Ha fatto bene il capogruppo in consiglio comunale Jacopo Massaro a dire: io mi voglio candidare. Di solito chi si offre con tale anticipo fa la fine di quei cardinali che entrano papa in conclave e se ne escono tal quali. Il suo però è un atto di violenza, forse di ribellione, a una politica che si fa nelle segreterie o nelle consorterie lontane da ogni contatto con la base. Non sono un fanatico delle primarie. Mi piacerebbe che il centrosinistra arrivasse con un candidato unitario.

Se non è possibile allora anche le primarie possono essere uno strumento. Gli esempi in giro per l’Italia non mancano. Cito il più eclatante: Pisapia a Milano. Ma va bene anche Renzi a Firenze. Il loro primo avversario è stato il Pd.

E si potrebbe continuare. Io non so se Massaro è l’uomo giusto. So che Claudia Bettiol è la donna sbagliata perché sgorga da desideri interni a una corrente del Pd.

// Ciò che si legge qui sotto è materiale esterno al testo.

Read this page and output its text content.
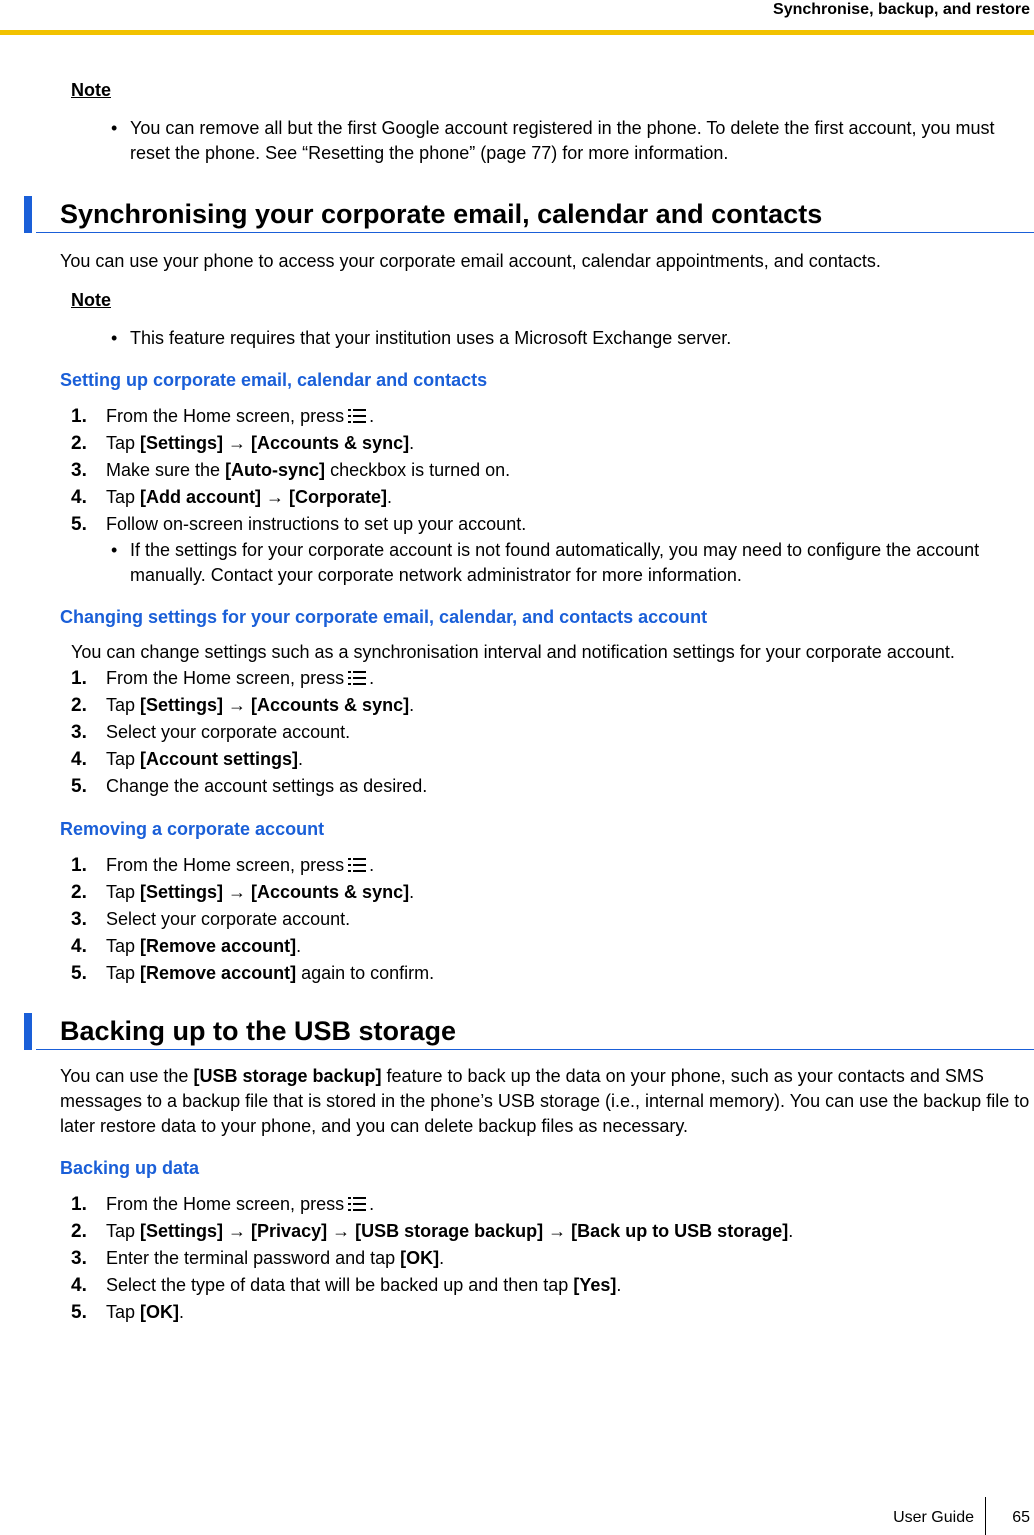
Synchronise, backup, and restore
Note
• You can remove all but the first Google account registered in the phone. To delete the first account, you must reset the phone. See “Resetting the phone” (page 77) for more information.
Synchronising your corporate email, calendar and contacts
You can use your phone to access your corporate email account, calendar appointments, and contacts.
Note
• This feature requires that your institution uses a Microsoft Exchange server.
Setting up corporate email, calendar and contacts
1. From the Home screen, press .
2. Tap [Settings] → [Accounts & sync].
3. Make sure the [Auto-sync] checkbox is turned on.
4. Tap [Add account] → [Corporate].
5. Follow on-screen instructions to set up your account.
• If the settings for your corporate account is not found automatically, you may need to configure the account manually. Contact your corporate network administrator for more information.
Changing settings for your corporate email, calendar, and contacts account
You can change settings such as a synchronisation interval and notification settings for your corporate account.
1. From the Home screen, press .
2. Tap [Settings] → [Accounts & sync].
3. Select your corporate account.
4. Tap [Account settings].
5. Change the account settings as desired.
Removing a corporate account
1. From the Home screen, press .
2. Tap [Settings] → [Accounts & sync].
3. Select your corporate account.
4. Tap [Remove account].
5. Tap [Remove account] again to confirm.
Backing up to the USB storage
You can use the [USB storage backup] feature to back up the data on your phone, such as your contacts and SMS messages to a backup file that is stored in the phone’s USB storage (i.e., internal memory). You can use the backup file to later restore data to your phone, and you can delete backup files as necessary.
Backing up data
1. From the Home screen, press .
2. Tap [Settings] → [Privacy] → [USB storage backup] → [Back up to USB storage].
3. Enter the terminal password and tap [OK].
4. Select the type of data that will be backed up and then tap [Yes].
5. Tap [OK].
User Guide 65
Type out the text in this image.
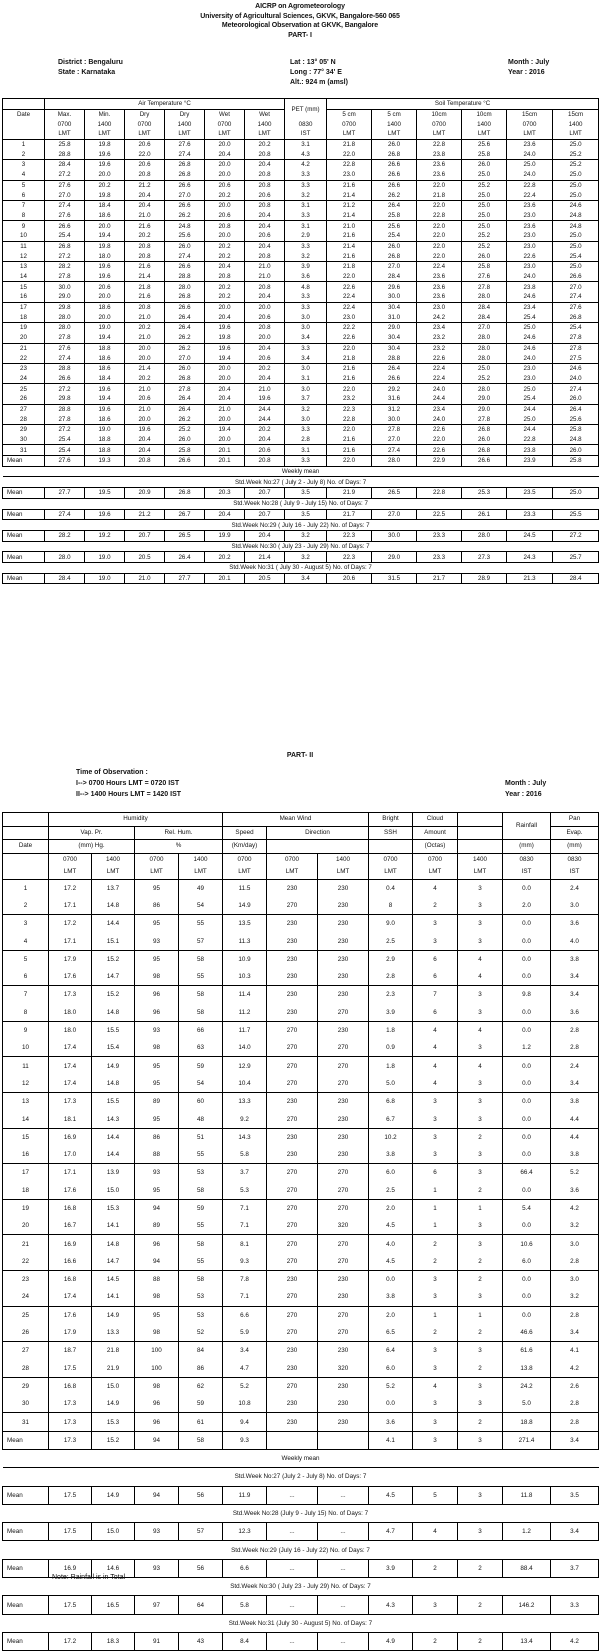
AICRP on Agrometeorology
University of Agricultural Sciences, GKVK, Bangalore-560 065
Meteorological Observation at GKVK, Bangalore
PART- I
District : Bengaluru
State : Karnataka
Lat : 13° 05' N
Long : 77° 34' E
Alt.: 924 m (amsl)
Month : July
Year : 2016
	Air Temperature °C						PET (mm)	Soil Temperature °C					
Date	Max.	Min.	Dry	Dry	Wet	Wet		5 cm	5 cm	10cm	10cm	15cm	15cm
	0700	1400	0700	1400	0700	1400	0830	0700	1400	0700	1400	0700	1400
	LMT	LMT	LMT	LMT	LMT	LMT	IST	LMT	LMT	LMT	LMT	LMT	LMT
1	25.8	19.8	20.6	27.6	20.0	20.2	3.1	21.8	26.0	22.8	25.6	23.6	25.0
2	28.8	19.6	22.0	27.4	20.4	20.8	4.3	22.0	26.8	23.8	25.8	24.0	25.2
3	28.4	19.6	20.6	26.8	20.0	20.4	4.2	22.8	26.6	23.6	26.0	25.0	25.2
4	27.2	20.0	20.8	26.8	20.0	20.8	3.3	23.0	26.6	23.6	25.0	24.0	25.0
5	27.6	20.2	21.2	26.6	20.6	20.8	3.3	21.6	26.6	22.0	25.2	22.8	25.0
6	27.0	19.8	20.4	27.0	20.2	20.6	3.2	21.4	26.2	21.8	25.0	22.4	25.0
7	27.4	18.4	20.4	26.6	20.0	20.8	3.1	21.2	26.4	22.0	25.0	23.6	24.6
8	27.6	18.6	21.0	26.2	20.6	20.4	3.3	21.4	25.8	22.8	25.0	23.0	24.8
9	26.6	20.0	21.6	24.8	20.8	20.4	3.1	21.0	25.6	22.0	25.0	23.6	24.8
10	25.4	19.4	20.2	25.6	20.0	20.6	2.9	21.6	25.4	22.0	25.2	23.0	25.0
11	26.8	19.8	20.8	26.0	20.2	20.4	3.3	21.4	26.0	22.0	25.2	23.0	25.0
12	27.2	18.0	20.8	27.4	20.2	20.8	3.2	21.6	26.8	22.0	26.0	22.6	25.4
13	28.2	19.6	21.6	26.6	20.4	21.0	3.9	21.8	27.0	22.4	25.8	23.0	25.0
14	27.8	19.6	21.4	28.8	20.8	21.0	3.6	22.0	28.4	23.6	27.6	24.0	26.6
15	30.0	20.6	21.8	28.0	20.2	20.8	4.8	22.6	29.6	23.6	27.8	23.8	27.0
16	29.0	20.0	21.6	26.8	20.2	20.4	3.3	22.4	30.0	23.6	28.0	24.6	27.4
17	29.8	18.6	20.8	26.6	20.0	20.0	3.3	22.4	30.4	23.0	28.4	23.4	27.6
18	28.0	20.0	21.0	26.4	20.4	20.6	3.0	23.0	31.0	24.2	28.4	25.4	26.8
19	28.0	19.0	20.2	26.4	19.6	20.8	3.0	22.2	29.0	23.4	27.0	25.0	25.4
20	27.8	19.4	21.0	26.2	19.8	20.0	3.4	22.6	30.4	23.2	28.0	24.6	27.8
21	27.6	18.8	20.0	26.2	19.6	20.4	3.3	22.0	30.4	23.2	28.0	24.6	27.8
22	27.4	18.6	20.0	27.0	19.4	20.6	3.4	21.8	28.8	22.6	28.0	24.0	27.5
23	28.8	18.6	21.4	26.0	20.0	20.2	3.0	21.6	26.4	22.4	25.0	23.0	24.6
24	26.6	18.4	20.2	26.8	20.0	20.4	3.1	21.6	26.6	22.4	25.2	23.0	24.0
25	27.2	19.6	21.0	27.8	20.4	21.0	3.0	22.0	29.2	24.0	28.0	25.0	27.4
26	29.8	19.4	20.6	26.4	20.4	19.6	3.7	23.2	31.6	24.4	29.0	25.4	26.0
27	28.8	19.6	21.0	26.4	21.0	24.4	3.2	22.3	31.2	23.4	29.0	24.4	26.4
28	27.8	18.6	20.0	26.2	20.0	24.4	3.0	22.8	30.0	24.0	27.8	25.0	25.6
29	27.2	19.0	19.6	25.2	19.4	20.2	3.3	22.0	27.8	22.6	26.8	24.4	25.8
30	25.4	18.8	20.4	26.0	20.0	20.4	2.8	21.6	27.0	22.0	26.0	22.8	24.8
31	25.4	18.8	20.4	25.8	20.1	20.6	3.1	21.6	27.4	22.6	26.8	23.8	26.0
Mean	27.6	19.3	20.8	26.6	20.1	20.8	3.3	22.0	28.0	22.9	26.6	23.9	25.8
Weekly mean													
Std.Week No:27 ( July 2 - July 8) No. of Days: 7													
Mean	27.7	19.5	20.9	26.8	20.3	20.7	3.5	21.9	26.5	22.8	25.3	23.5	25.0
Std.Week No:28 ( July 9 - July 15) No. of Days: 7													
Mean	27.4	19.6	21.2	26.7	20.4	20.7	3.5	21.7	27.0	22.5	26.1	23.3	25.5
Std.Week No:29 ( July 16 - July 22) No. of Days: 7													
Mean	28.2	19.2	20.7	26.5	19.9	20.4	3.2	22.3	30.0	23.3	28.0	24.5	27.2
Std.Week No:30 ( July 23 - July 29) No. of Days: 7													
Mean	28.0	19.0	20.5	26.4	20.2	21.4	3.2	22.3	29.0	23.3	27.3	24.3	25.7
Std.Week No:31 ( July 30 - August 5) No. of Days: 7													
Mean	28.4	19.0	21.0	27.7	20.1	20.5	3.4	20.6	31.5	21.7	28.9	21.3	28.4
PART- II
Time of Observation :
I--> 0700 Hours LMT = 0720 IST
II--> 1400 Hours LMT = 1420 IST
Month : July
Year : 2016
	Humidity				Mean Wind			Bright	Cloud		Rainfall	Pan
	Vap. Pr.		Rel. Hum.		Speed	Direction		SSH	Amount			Evap.
Date	(mm) Hg.		%		(Km/day)				(Octas)		(mm)	(mm)
	0700	1400	0700	1400	0700	0700	1400	0700	0700	1400	0830	0830
	LMT	LMT	LMT	LMT	LMT	LMT	LMT	LMT	LMT	LMT	IST	IST
1	17.2	13.7	95	49	11.5	230	230	0.4	4	3	0.0	2.4
2	17.1	14.8	86	54	14.9	270	230	8	2	3	2.0	3.0
3	17.2	14.4	95	55	13.5	230	230	9.0	3	3	0.0	3.6
4	17.1	15.1	93	57	11.3	230	230	2.5	3	3	0.0	4.0
5	17.9	15.2	95	58	10.9	230	230	2.9	6	4	0.0	3.8
6	17.6	14.7	98	55	10.3	230	230	2.8	6	4	0.0	3.4
7	17.3	15.2	96	58	11.4	230	230	2.3	7	3	9.8	3.4
8	18.0	14.8	96	58	11.2	230	270	3.9	6	3	0.0	3.6
9	18.0	15.5	93	66	11.7	270	230	1.8	4	4	0.0	2.8
10	17.4	15.4	98	63	14.0	270	270	0.9	4	3	1.2	2.8
11	17.4	14.9	95	59	12.9	270	270	1.8	4	4	0.0	2.4
12	17.4	14.8	95	54	10.4	270	270	5.0	4	3	0.0	3.4
13	17.3	15.5	89	60	13.3	230	230	6.8	3	3	0.0	3.8
14	18.1	14.3	95	48	9.2	270	230	6.7	3	3	0.0	4.4
15	16.9	14.4	86	51	14.3	230	230	10.2	3	2	0.0	4.4
16	17.0	14.4	88	55	5.8	230	230	3.8	3	3	0.0	3.8
17	17.1	13.9	93	53	3.7	270	270	6.0	6	3	66.4	5.2
18	17.6	15.0	95	58	5.3	270	270	2.5	1	2	0.0	3.6
19	16.8	15.3	94	59	7.1	270	270	2.0	1	1	5.4	4.2
20	16.7	14.1	89	55	7.1	270	320	4.5	1	3	0.0	3.2
21	16.9	14.8	96	58	8.1	270	270	4.0	2	3	10.6	3.0
22	16.6	14.7	94	55	9.3	270	270	4.5	2	2	6.0	2.8
23	16.8	14.5	88	58	7.8	230	230	0.0	3	2	0.0	3.0
24	17.4	14.1	98	53	7.1	270	230	3.8	3	3	0.0	3.2
25	17.6	14.9	95	53	6.6	270	270	2.0	1	1	0.0	2.8
26	17.9	13.3	98	52	5.9	270	270	6.5	2	2	46.6	3.4
27	18.7	21.8	100	84	3.4	230	230	6.4	3	3	61.6	4.1
28	17.5	21.9	100	86	4.7	230	320	6.0	3	2	13.8	4.2
29	16.8	15.0	98	62	5.2	270	230	5.2	4	3	24.2	2.6
30	17.3	14.9	96	59	10.8	230	230	0.0	3	3	5.0	2.8
31	17.3	15.3	96	61	9.4	230	230	3.6	3	2	18.8	2.8
Mean	17.3	15.2	94	58	9.3			4.1	3	3	271.4	3.4
Weekly mean												
Std.Week No:27 (July 2 - July 8) No. of Days: 7												
Mean	17.5	14.9	94	56	11.9	...	...	4.5	5	3	11.8	3.5
Std.Week No:28 (July 9 - July 15) No. of Days: 7												
Mean	17.5	15.0	93	57	12.3	...	...	4.7	4	3	1.2	3.4
Std.Week No:29 (July 16 - July 22) No. of Days: 7												
Mean	16.9	14.6	93	56	6.6	...	...	3.9	2	2	88.4	3.7
Std.Week No:30 ( July 23 - July 29) No. of Days: 7												
Mean	17.5	16.5	97	64	5.8	...	...	4.3	3	2	146.2	3.3
Std.Week No:31 (July 30 - August 5) No. of Days: 7												
Mean	17.2	18.3	91	43	8.4	...	...	4.9	2	2	13.4	4.2
Note: Rainfall is in Total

E’ pur vero che la Zoleo vinse le primarie e si schiantò egualmente. Ma la sua vittoria fu gonfiata dai voti raccolti per lei da Quinto Piol. Quel sistema è morto. Bisogna tornare agli elettori. Non è aria di accordi nelle stanze chiuse, ci sarà una ragione se il tesseramento del Pd a Belluno viaggia su cifre così modeste. Belluno non è una città di destra.

Non lo è mai stata. Stupisce che la cultura politica del “capo” che decide e non sbaglia mai alberghi così profondamente più nel centrosinistra che nella coalizione di Prade.